11. Intrum is bij tussenvonnis in de gelegenheid gesteld zich over het verjaringsverweer van [gedaagde] uit te laten. Intrum heeft bij akte aangevoerd dat de verjaringstermijn is gestuit middels door haar in 2015 en 2017 verstuurde aanmaningen en overgelegde correspondentie. De kantonrechter overweegt hierover als volgt.
12. Door Intrum zijn (enkel) aanmaningen (en kennisgevingen) gedateerd op 29 april 2015, 16 mei 2015, 19 mei 2015, 27 mei 2015, 17 juni 2015, 15 juli 2015, 10 september 2015, 27 juli 2017, 2 augustus 2017, 8 augustus 2017, 1 december 2017, 3 december 2017, 5 december 2017, 11 februari 2020 en 9 juni 2020 overgelegd.

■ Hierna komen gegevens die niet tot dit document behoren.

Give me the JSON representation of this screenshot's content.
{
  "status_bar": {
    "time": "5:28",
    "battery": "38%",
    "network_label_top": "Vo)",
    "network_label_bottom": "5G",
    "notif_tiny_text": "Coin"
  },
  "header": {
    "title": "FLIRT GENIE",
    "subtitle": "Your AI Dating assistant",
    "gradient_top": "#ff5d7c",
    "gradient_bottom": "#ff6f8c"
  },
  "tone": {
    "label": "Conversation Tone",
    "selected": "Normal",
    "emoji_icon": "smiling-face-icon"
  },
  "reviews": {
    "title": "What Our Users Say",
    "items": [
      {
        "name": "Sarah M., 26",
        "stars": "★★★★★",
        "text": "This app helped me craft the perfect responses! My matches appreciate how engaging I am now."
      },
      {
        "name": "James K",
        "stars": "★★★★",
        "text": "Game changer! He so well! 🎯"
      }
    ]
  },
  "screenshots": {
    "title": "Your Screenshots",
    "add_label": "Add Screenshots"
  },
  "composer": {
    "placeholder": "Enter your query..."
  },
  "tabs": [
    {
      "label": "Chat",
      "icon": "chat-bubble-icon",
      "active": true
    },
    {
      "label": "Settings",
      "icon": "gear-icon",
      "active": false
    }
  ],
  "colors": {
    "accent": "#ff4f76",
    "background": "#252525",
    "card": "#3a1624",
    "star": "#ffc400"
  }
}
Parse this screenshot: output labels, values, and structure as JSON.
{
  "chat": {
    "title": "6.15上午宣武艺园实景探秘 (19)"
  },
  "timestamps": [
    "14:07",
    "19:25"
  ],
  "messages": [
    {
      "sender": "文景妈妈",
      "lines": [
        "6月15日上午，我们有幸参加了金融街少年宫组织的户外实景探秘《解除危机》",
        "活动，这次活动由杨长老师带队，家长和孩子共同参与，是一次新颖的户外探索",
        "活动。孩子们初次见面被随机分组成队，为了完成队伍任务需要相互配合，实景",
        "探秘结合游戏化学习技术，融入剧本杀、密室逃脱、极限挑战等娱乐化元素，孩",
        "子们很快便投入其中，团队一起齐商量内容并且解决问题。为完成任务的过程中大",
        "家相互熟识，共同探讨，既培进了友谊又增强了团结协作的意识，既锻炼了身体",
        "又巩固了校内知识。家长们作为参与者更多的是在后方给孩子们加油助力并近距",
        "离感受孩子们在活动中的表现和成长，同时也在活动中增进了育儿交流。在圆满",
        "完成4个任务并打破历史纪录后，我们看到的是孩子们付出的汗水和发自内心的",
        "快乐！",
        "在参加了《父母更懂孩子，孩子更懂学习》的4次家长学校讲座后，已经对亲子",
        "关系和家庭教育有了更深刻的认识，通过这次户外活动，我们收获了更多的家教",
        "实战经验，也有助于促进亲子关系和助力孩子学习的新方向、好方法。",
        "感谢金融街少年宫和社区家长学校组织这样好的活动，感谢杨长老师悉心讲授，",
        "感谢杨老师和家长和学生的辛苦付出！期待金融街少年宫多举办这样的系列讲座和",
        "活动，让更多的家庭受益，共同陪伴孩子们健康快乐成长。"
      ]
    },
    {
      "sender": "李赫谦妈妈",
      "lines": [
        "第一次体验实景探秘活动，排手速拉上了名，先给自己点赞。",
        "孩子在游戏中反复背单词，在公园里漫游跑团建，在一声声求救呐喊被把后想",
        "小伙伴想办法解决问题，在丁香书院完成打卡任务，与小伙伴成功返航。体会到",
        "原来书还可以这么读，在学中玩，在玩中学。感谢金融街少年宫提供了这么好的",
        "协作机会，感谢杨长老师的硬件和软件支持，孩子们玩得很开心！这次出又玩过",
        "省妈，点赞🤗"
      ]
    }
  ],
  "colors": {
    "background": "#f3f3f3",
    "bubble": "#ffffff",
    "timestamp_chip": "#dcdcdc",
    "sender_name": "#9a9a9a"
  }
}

13. Hoewel, veronderstellende wijs, de verjaring van de vordering met de aanmaning van 10 september 2015 mogelijk tot 10 september 2017 door Intrum is gestuit, is niet gesteld of gebleken dat tussen 5 december 2017 en de een na laatste aanmaning van 11 februari 2020 (nogmaals) een stuitingshandeling heeft plaatsgevonden, terwijl tussen deze aanmaningen een periode van meer dan twee jaar is verstreken. Mocht Intrum in deze tussenliggende periode de verjaring, middels een aanmaning of op andere wijze, wel hebben gestuit, had het naar het oordeel van de kantonrechter op haar weg gelegen om deze aanmaning(en)/correspondentie te overleggen en daar een beroep op te doen, te meer nu zij bij akte in de gelegenheid is gesteld om op het verjaringsverweer te reageren. Dit heeft zij echter nagelaten. Dit betekent dat niet is gebleken dat Intrum de vordering ter zake de termijnbedragen en eindafrekening tijdig heeft gestuit. Het door [gedaagde] gedane beroep op verjaring slaagt aldus.
14. Het voorgaande leidt tot de slotsom dat de vordering van Intrum zal worden afgewezen.
15. Intrum zal als de in het ongelijk gestelde partij in de kosten van de procedure worden veroordeeld, welke aan de zijde van [gedaagde] worden begroot op € 144,00 aan gemachtigdensalaris.